His game has certainly done that in recent weeks, and while the timing of his resurgence starting right around the time that Simmons started a week-long media cycle about whether or not the Lakers should trade him makes his claim slightly dubious, he is certainly correct that a whole lot of the noise around him was out of his control. He can’t stop injuries, or the fact that there are people who don’t know the game who love to criticize him. It’s also hilarious that he is, in essence, responding to critics like Charles Barkley with “you don’t know ball,” but hey, anyone who has watched the latter’s predictions over the years might find it hard to argue at times.

But it wasn’t just trade rumors, internet personalities or TV pundits who devalued Davis. His recent resurgence has left his standing around the NBA a far cry away from where he was seen in the league’s hierarchy when ESPN ranked him as the 20th-best player in the NBA heading into the season. At this point, naming 19 players playing better than him would be a struggle. It might be tough to name five.

Still, Davis told Rohlin he never let any of that stuff bother him:

When asked if he felt underrated, Davis stressed that he doesn’t feel the need to prove anything to anyone — except himself.

“No,” Davis said. “I feel like I am where I’m supposed to be. I don’t get into the ratings or rankings. That’s not my job. I don’t care about any of that. It’s my job to help this team get wins and compete for championships. And we’re on track to having a complete team and putting everything together to be able to compete.”

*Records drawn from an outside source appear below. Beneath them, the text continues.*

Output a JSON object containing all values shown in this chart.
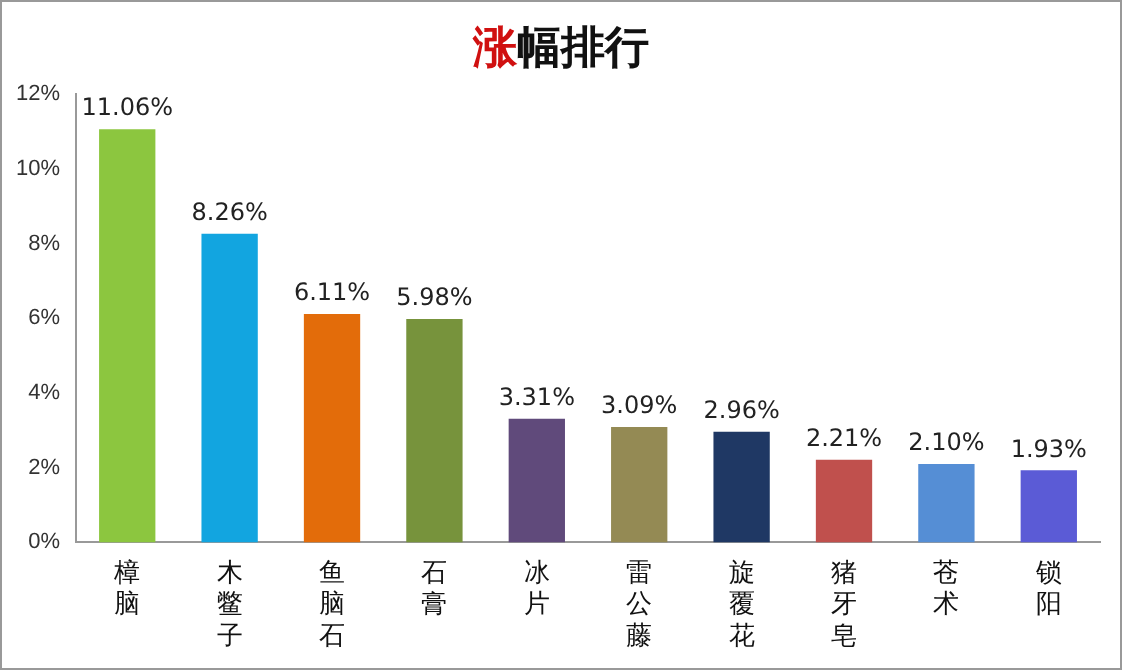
{
  "chart_data": {
    "type": "bar",
    "title": "涨幅排行",
    "categories": [
      "樟脑",
      "木鳖子",
      "鱼脑石",
      "石膏",
      "冰片",
      "雷公藤",
      "旋覆花",
      "猪牙皂",
      "苍术",
      "锁阳"
    ],
    "values": [
      11.06,
      8.26,
      6.11,
      5.98,
      3.31,
      3.09,
      2.96,
      2.21,
      2.1,
      1.93
    ],
    "value_labels": [
      "11.06%",
      "8.26%",
      "6.11%",
      "5.98%",
      "3.31%",
      "3.09%",
      "2.96%",
      "2.21%",
      "2.10%",
      "1.93%"
    ],
    "colors": [
      "#8cc63f",
      "#12a5e0",
      "#e36c0a",
      "#77933c",
      "#604a7b",
      "#948a54",
      "#1f3864",
      "#c0504d",
      "#558ed5",
      "#5b5bd6"
    ],
    "ylim": [
      0,
      12
    ],
    "yticks": [
      {
        "value": 0,
        "label": "0%"
      },
      {
        "value": 2,
        "label": "2%"
      },
      {
        "value": 4,
        "label": "4%"
      },
      {
        "value": 6,
        "label": "6%"
      },
      {
        "value": 8,
        "label": "8%"
      },
      {
        "value": 10,
        "label": "10%"
      },
      {
        "value": 12,
        "label": "12%"
      }
    ],
    "grid": false,
    "legend": false
  }
}
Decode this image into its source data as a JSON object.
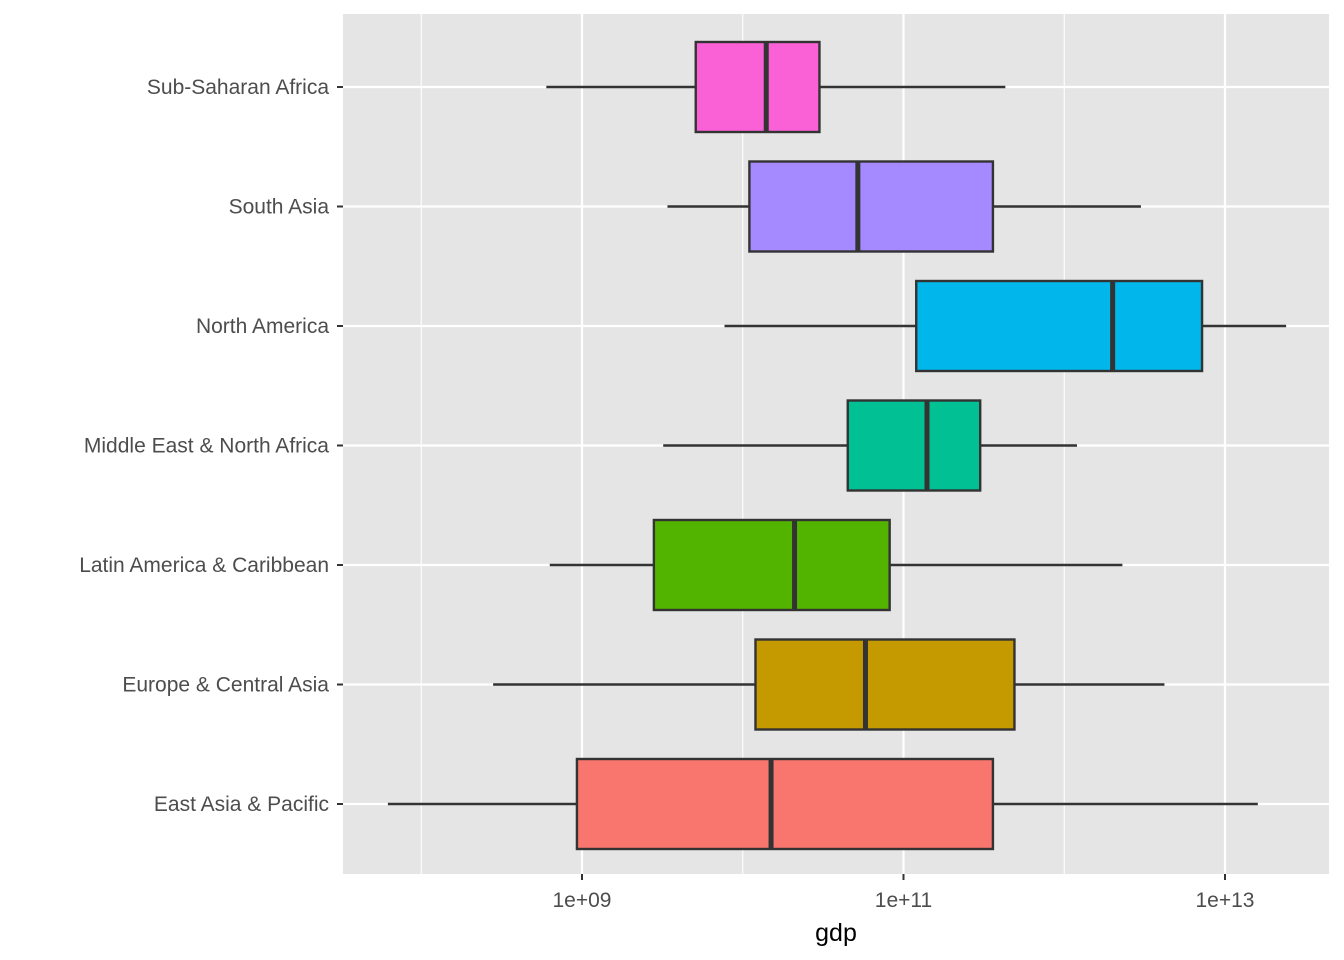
{
  "chart_data": {
    "type": "boxplot",
    "orientation": "horizontal",
    "xlabel": "gdp",
    "ylabel": "",
    "x_scale": "log10",
    "xlim": [
      50000000.0,
      40000000000000.0
    ],
    "x_major_ticks": [
      1000000000.0,
      100000000000.0,
      10000000000000.0
    ],
    "x_tick_labels": [
      "1e+09",
      "1e+11",
      "1e+13"
    ],
    "grid": true,
    "legend": "none",
    "categories": [
      "East Asia & Pacific",
      "Europe & Central Asia",
      "Latin America & Caribbean",
      "Middle East & North Africa",
      "North America",
      "South Asia",
      "Sub-Saharan Africa"
    ],
    "series": [
      {
        "category": "East Asia & Pacific",
        "color": "#F8766D",
        "whisker_low": 62000000.0,
        "q1": 930000000.0,
        "median": 15000000000.0,
        "q3": 360000000000.0,
        "whisker_high": 16000000000000.0
      },
      {
        "category": "Europe & Central Asia",
        "color": "#C49A00",
        "whisker_low": 280000000.0,
        "q1": 12000000000.0,
        "median": 58000000000.0,
        "q3": 490000000000.0,
        "whisker_high": 4200000000000.0
      },
      {
        "category": "Latin America & Caribbean",
        "color": "#53B400",
        "whisker_low": 630000000.0,
        "q1": 2800000000.0,
        "median": 21000000000.0,
        "q3": 82000000000.0,
        "whisker_high": 2300000000000.0
      },
      {
        "category": "Middle East & North Africa",
        "color": "#00C094",
        "whisker_low": 3200000000.0,
        "q1": 45000000000.0,
        "median": 140000000000.0,
        "q3": 300000000000.0,
        "whisker_high": 1200000000000.0
      },
      {
        "category": "North America",
        "color": "#00B6EB",
        "whisker_low": 7700000000.0,
        "q1": 120000000000.0,
        "median": 2000000000000.0,
        "q3": 7200000000000.0,
        "whisker_high": 24000000000000.0
      },
      {
        "category": "South Asia",
        "color": "#A58AFF",
        "whisker_low": 3400000000.0,
        "q1": 11000000000.0,
        "median": 52000000000.0,
        "q3": 360000000000.0,
        "whisker_high": 3000000000000.0
      },
      {
        "category": "Sub-Saharan Africa",
        "color": "#FB61D7",
        "whisker_low": 600000000.0,
        "q1": 5100000000.0,
        "median": 14000000000.0,
        "q3": 30000000000.0,
        "whisker_high": 430000000000.0
      }
    ]
  },
  "colors": {
    "panel_background": "#E5E5E5",
    "grid_major": "#FFFFFF",
    "box_outline": "#333333"
  }
}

The whole story is worth a read for Lakers fans, and it is another reminder that for as cliche as it all is, all of the talk about roster construction, player rankings and more — at this site included — doesn’t really matter unless a player is healthy. That’s boring, and maybe it sounds like an “excuse” for how poorly Davis has played at times throughout the last two seasons, but it’s also just reality. Davis is healthy now, and according to both his own coach and NBA insider Brian Windhorst during the most recent episode of “The Hoop Collective” podcast, it’s played a big part in how good he looks.

Windhorst: “I’ve talked to some folks around the team, I’ve talked to some folks around AD (and) his back was bothering him earlier in the season and it’s better now... He’s healthy, but only he knows why all of a sudden he’s being just vicious like the peak Anthony Davis.”

And if Davis maintains this level of play, one thing is certain: The criticism he says he doens’t care about is going to quiet, whether that matters to him or not. If he keeps this up, in fact, it may even get replaced by MVP buzz.